POA&M is one of those acronyms that sounds bureaucratic and turns out to be simple. It is just a to-do list for your security gaps, with owners and dates. What matters is how differently the two CMMC levels treat it, because that difference decides whether you can file with open items or not.
What a POA&M is
A Plan of Action and Milestones lists every requirement you have not fully met, and for each one: the corrective action, who owns it, and the date it will be done. It is how the government, and an assessor, can see that you know where your gaps are and have a credible plan to close them.
A POA&M is not a way to avoid work. It is a commitment with a clock on it.
Level 1: zero POA&Ms allowed
At CMMC Level 1, there is no such thing as a POA&M. All 15 safeguarding requirements must be fully met at the time you affirm. There is no conditional status and no deferral.
Level 2: the 88 rule and the 180 day clock
At CMMC Level 2, POA&Ms are allowed, but under strict rules. Level 2 is scored out of 110. You can file with conditional status if:
- Your score is 88 or better, and
- Every remaining gap is POA&M eligible, and
- Every POA&M item closes within 180 days.
Close all the items in the window and your status converts to Final. Miss the window and the conditional status lapses. The 180 day clock is real and it is why gap prioritization matters.
What can never be a POA&M
Not every gap is deferrable. Two rules constrain what you can put on a Level 2 POA&M:
- A short set of requirements can never be POA&M'd. These must be fully met before you file, regardless of your score.

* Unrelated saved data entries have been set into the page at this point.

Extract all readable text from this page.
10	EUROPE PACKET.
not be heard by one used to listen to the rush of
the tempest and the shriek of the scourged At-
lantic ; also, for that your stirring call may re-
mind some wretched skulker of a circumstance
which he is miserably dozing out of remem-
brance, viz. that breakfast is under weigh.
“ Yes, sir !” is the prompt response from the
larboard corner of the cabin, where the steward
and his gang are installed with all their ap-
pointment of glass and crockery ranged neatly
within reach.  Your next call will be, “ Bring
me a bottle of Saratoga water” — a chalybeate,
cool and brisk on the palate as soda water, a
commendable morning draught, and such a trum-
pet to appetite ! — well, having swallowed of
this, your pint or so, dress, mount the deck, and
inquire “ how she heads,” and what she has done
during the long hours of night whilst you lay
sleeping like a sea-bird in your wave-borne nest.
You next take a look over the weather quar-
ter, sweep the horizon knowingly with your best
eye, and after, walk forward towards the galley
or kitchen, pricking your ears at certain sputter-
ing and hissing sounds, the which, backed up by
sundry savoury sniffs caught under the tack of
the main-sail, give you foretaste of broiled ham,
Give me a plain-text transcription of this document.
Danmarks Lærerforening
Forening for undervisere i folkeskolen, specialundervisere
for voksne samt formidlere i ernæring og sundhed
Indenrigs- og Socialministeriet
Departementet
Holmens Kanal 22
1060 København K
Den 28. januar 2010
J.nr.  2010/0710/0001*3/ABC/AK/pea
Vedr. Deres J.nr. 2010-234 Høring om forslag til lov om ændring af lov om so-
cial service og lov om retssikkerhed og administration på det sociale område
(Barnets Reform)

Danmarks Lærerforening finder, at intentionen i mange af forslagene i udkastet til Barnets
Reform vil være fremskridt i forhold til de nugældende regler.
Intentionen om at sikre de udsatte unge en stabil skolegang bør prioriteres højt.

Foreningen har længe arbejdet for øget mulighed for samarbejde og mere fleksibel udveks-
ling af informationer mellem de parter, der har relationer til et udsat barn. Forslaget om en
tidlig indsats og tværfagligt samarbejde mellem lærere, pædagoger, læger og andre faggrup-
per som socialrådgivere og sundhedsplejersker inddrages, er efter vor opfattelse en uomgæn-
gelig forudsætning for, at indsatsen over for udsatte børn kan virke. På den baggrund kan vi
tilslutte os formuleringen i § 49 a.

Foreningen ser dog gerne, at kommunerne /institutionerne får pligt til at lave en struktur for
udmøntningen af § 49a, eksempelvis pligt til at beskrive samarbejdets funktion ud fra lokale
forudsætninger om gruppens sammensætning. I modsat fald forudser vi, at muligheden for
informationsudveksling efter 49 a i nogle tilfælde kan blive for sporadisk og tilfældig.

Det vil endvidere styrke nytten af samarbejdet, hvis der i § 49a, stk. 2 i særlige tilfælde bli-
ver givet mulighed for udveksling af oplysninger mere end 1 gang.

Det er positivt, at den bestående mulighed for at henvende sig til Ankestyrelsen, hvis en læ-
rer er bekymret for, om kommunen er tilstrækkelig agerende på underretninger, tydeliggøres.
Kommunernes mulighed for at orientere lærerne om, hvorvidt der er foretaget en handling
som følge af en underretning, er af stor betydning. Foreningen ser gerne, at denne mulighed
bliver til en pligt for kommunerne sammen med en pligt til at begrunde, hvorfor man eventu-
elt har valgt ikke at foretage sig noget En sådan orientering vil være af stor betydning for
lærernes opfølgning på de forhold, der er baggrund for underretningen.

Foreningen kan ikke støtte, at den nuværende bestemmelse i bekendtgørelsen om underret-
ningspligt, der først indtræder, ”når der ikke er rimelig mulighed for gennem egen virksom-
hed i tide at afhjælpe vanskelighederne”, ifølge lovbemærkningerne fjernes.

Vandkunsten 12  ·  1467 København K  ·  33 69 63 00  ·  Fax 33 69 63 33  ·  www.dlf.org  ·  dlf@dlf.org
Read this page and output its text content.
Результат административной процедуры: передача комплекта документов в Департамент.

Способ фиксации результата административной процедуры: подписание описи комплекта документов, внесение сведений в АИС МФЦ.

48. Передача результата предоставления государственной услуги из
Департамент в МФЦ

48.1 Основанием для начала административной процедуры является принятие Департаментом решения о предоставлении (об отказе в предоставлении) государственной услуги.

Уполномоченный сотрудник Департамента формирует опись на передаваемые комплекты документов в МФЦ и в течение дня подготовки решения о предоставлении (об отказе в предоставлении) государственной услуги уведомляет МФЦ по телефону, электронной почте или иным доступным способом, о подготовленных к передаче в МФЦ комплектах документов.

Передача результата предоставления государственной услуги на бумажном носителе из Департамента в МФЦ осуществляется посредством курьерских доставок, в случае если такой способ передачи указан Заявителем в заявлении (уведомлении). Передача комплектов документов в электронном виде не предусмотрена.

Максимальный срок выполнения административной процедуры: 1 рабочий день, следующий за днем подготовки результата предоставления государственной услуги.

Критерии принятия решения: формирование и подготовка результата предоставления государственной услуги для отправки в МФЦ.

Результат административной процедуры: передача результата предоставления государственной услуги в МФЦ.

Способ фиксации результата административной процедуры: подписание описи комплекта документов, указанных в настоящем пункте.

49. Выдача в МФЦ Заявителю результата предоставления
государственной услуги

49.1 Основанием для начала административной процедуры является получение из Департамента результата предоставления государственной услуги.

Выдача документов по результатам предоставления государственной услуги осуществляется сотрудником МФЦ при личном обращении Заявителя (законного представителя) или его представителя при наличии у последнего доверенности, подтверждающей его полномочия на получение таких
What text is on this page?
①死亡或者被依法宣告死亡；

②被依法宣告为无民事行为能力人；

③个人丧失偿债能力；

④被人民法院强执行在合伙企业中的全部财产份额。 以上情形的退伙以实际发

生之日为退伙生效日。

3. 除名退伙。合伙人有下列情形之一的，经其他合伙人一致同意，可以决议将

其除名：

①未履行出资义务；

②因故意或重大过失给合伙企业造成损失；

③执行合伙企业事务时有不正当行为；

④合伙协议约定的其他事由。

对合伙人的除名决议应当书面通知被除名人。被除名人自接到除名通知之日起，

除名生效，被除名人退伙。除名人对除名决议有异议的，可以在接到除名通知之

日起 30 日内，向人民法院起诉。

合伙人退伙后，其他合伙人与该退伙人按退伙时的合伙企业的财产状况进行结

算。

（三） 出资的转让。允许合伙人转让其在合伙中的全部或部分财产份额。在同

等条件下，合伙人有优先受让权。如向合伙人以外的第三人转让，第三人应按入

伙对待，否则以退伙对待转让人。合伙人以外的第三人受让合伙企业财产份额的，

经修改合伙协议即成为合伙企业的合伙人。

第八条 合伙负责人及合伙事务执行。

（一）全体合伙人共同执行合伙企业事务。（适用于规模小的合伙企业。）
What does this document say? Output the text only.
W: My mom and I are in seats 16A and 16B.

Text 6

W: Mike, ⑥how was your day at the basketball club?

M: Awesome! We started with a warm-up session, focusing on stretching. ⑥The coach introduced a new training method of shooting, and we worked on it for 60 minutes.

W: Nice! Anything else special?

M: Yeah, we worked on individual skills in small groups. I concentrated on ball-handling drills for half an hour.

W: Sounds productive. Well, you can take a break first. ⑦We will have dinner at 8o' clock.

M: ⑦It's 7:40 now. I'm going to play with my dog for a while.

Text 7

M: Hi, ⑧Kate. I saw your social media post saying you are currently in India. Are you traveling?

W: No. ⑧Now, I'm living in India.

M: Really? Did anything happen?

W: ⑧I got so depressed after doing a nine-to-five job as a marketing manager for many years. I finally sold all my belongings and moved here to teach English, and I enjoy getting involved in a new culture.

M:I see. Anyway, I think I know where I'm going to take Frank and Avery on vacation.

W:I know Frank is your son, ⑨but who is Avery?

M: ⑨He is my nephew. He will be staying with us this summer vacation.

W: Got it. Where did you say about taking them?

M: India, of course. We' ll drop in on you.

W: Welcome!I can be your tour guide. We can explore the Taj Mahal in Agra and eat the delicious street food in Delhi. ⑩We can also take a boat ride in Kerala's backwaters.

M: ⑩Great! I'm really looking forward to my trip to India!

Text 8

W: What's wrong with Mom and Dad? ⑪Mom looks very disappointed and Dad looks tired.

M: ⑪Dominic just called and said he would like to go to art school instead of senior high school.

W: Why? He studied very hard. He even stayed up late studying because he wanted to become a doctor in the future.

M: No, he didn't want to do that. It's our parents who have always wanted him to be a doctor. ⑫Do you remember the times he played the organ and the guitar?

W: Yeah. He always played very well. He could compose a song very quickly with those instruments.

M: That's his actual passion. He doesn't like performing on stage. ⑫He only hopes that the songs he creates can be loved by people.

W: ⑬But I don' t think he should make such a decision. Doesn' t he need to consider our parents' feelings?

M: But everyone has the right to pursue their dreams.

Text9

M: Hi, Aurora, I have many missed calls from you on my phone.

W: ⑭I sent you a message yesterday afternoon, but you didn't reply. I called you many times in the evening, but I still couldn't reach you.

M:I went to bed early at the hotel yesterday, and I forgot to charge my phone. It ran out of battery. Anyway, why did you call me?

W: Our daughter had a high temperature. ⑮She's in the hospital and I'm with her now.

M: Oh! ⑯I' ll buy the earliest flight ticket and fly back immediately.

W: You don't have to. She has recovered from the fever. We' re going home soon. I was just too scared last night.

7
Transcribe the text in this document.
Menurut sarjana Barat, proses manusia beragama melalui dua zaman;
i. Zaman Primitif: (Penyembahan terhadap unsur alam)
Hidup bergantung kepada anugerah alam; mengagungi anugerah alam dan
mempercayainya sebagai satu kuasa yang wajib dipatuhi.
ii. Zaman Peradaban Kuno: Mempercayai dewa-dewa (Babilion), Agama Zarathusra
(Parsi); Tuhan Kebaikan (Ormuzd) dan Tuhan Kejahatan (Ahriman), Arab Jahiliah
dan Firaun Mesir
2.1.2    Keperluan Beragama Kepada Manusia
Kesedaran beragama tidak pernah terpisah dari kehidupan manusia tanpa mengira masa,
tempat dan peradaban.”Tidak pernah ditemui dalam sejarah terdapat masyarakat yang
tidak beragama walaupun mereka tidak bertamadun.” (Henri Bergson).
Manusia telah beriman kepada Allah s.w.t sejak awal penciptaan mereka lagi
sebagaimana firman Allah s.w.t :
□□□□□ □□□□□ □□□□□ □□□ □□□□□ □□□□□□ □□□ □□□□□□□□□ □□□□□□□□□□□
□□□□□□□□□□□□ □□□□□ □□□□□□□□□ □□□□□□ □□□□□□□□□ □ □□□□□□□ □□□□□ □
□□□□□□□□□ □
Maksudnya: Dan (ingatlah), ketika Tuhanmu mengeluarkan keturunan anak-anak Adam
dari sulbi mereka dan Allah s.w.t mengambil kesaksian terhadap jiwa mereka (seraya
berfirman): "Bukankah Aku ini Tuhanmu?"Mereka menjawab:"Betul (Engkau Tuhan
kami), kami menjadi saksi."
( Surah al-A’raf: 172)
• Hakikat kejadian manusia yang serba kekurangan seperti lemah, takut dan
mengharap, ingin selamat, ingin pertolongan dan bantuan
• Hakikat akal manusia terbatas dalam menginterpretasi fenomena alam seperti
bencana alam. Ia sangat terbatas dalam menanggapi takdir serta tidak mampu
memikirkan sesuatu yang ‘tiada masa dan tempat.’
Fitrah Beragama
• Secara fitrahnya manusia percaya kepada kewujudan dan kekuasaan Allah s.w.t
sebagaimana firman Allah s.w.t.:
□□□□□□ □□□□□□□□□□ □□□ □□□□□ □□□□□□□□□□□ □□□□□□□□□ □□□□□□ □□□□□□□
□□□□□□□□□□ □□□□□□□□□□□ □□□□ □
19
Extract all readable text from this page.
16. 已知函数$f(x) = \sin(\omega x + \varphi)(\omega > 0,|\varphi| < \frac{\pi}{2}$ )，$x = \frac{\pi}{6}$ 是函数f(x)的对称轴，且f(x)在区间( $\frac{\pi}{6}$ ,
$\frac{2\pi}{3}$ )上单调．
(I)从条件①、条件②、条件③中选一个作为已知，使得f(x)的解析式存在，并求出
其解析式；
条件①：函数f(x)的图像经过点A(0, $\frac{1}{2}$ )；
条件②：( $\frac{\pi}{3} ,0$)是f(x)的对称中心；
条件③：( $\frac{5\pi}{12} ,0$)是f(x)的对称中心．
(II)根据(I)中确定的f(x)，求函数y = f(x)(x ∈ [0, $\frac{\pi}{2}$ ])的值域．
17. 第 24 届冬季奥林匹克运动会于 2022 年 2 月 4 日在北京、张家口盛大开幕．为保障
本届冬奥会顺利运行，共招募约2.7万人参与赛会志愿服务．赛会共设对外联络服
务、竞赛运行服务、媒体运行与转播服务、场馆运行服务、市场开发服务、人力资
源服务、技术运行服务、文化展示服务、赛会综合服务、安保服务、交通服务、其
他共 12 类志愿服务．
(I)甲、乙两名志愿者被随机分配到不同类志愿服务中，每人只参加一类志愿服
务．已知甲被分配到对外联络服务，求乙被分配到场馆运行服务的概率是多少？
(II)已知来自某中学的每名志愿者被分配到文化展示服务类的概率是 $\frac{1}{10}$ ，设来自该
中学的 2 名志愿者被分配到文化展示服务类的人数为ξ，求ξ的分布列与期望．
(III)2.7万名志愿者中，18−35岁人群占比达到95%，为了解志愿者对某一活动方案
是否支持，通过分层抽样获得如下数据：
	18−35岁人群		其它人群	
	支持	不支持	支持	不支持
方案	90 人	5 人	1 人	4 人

- Any requirement worth 5 points cannot be POA&M'd. The highest-impact requirements are gates, not deferrals.
You can see the point value and POA&M eligibility for every requirement on the Level 2 checklist, and on each individual requirement page.
POA&M vs SSP
People mix these up constantly. They are two different documents that work together.
| SSP | POA&M | |
|---|---|---|
| Answers | How you meet each requirement now | How you will close the ones you do not |
| State | Current | Future, with deadlines |
| Required? | Yes, always | When any requirement is open |
Learn more about the System Security Plan, the document a POA&M attaches to.
Frequently asked questions
What is a POA&M?
A POA&M, Plan of Action and Milestones, is a formal document that lists each security requirement a contractor has not yet met, the steps to fix it, who owns the work, and the date it will be complete. In CMMC it is how open gaps are tracked and closed under a deadline, and it is a required artifact when any requirement is not fully met.
Does CMMC Level 1 allow POA&Ms?
No. CMMC Level 1 does not allow POA&Ms or conditional status. All 15 safeguarding requirements must be fully met. A single requirement not met makes the whole Level 1 self assessment not met, with no option to defer it to a later date.
How do POA&Ms work at CMMC Level 2?
At Level 2 you can file with conditional status if your score is 88 or better out of 110 and every remaining gap is POA&M eligible. Each POA&M item must be closed within 180 days, after which the status converts to Final. A short set of requirements can never be placed on a POA&M, and any requirement worth 5 points cannot be either.
What is the difference between a POA&M and an SSP?
The System Security Plan (SSP) describes how you meet each requirement today. The POA&M describes how you will close the requirements you do not yet meet, with owners and deadlines. The SSP is the current state, the POA&M is the plan to fix the gaps. An assessment expects both.
How long do I have to close a POA&M?
180 days. At CMMC Level 2, every open POA&M item from a conditional assessment must be closed and verified within 180 days. Miss that window and the conditional status lapses. That deadline is why scoping and prioritizing your gaps up front matters so much.